Processes | Pattern Discovery | Distance Matrix and Clustering

Distance Matrix and Clustering
The Distance Matrix process computes various measures of distance or dissimilarity between the observations (rows) of a SAS data set. These proximity measures are stored as a square matrix in an output data set, which can then be used as input for the Multidimensional Scaling process.
The input data set can contain numeric or character variables or both, depending on which proximity measure is used. The number of rows and columns in the output matrix equals the number of observations in the input data set, or if there are By Groups, an output matrix is computed for each BY group with the size determined by the maximum number of observations in any BY group.

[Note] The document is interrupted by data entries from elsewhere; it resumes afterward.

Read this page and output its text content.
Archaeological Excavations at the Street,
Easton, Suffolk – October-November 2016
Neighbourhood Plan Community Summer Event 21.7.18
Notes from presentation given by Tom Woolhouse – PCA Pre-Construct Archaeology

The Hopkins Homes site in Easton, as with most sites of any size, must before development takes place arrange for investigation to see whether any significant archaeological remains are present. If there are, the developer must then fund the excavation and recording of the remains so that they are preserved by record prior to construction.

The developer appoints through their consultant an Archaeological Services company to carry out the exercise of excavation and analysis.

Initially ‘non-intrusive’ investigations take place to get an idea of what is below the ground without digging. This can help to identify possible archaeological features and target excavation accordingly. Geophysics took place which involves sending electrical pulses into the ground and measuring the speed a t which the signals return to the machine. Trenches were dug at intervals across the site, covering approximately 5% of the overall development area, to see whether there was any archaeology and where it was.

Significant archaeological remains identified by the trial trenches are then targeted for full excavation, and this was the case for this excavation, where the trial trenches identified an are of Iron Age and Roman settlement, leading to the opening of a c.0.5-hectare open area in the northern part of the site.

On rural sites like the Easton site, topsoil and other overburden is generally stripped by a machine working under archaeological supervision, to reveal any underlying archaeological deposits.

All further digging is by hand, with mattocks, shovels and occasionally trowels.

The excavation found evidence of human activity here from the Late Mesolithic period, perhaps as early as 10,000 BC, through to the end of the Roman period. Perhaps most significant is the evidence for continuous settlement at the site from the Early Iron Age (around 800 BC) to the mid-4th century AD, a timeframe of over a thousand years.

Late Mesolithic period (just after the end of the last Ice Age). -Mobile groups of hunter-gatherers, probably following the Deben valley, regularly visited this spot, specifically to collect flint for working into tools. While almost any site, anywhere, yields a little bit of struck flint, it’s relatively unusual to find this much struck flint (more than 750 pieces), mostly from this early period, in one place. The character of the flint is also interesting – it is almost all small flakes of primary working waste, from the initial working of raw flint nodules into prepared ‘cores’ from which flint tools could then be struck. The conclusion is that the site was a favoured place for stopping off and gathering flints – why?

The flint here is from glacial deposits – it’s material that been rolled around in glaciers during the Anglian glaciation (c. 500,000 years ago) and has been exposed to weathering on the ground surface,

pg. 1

The JMP Hierarchical Clustering platform and a Heat Map and Dendrogram is used to display the matrix, and the CLUSTER procedure in SAS/STAT can be performed to do clustering that is based on the Distance Metric specified (where cluster membership can be saved to the output matrix).
Alternatively, if the input data set is already a distance (or dissimilarity) matrix, you can specify that only clustering, using the SAS CLUSTER procedure, is performed.
What do I need?
One Input Data Set is required to run the Distance Matrix and Clustering process. Because the Distance Matrix process calculates the distance between the observations (rows), a wide-formatted data set (in which the rows comprise each of the variables) is normally used as the input data set. If you are working with a tall data set and you want to compute distance between columns, first run the Transpose Rectangular process.
An example data set, the adsl_diit.sas7bdat data set, shown below, was generated by transposition of the adsl_dii.sas7bdat data set included with JMP Clinical (see Nicardipine). Patients are listed in columns, adverse events are listed in rows. There are 911 columns for 906 patients and 350 rows listing events.
For detailed information about the files and data sets used or created by JMP Life Sciences software, see Files and Data Sets.
The output generated by this process is summarized in a Tabbed report. Refer to the Distance Matrix and Clustering output documentation for detailed descriptions and guides to interpreting your results.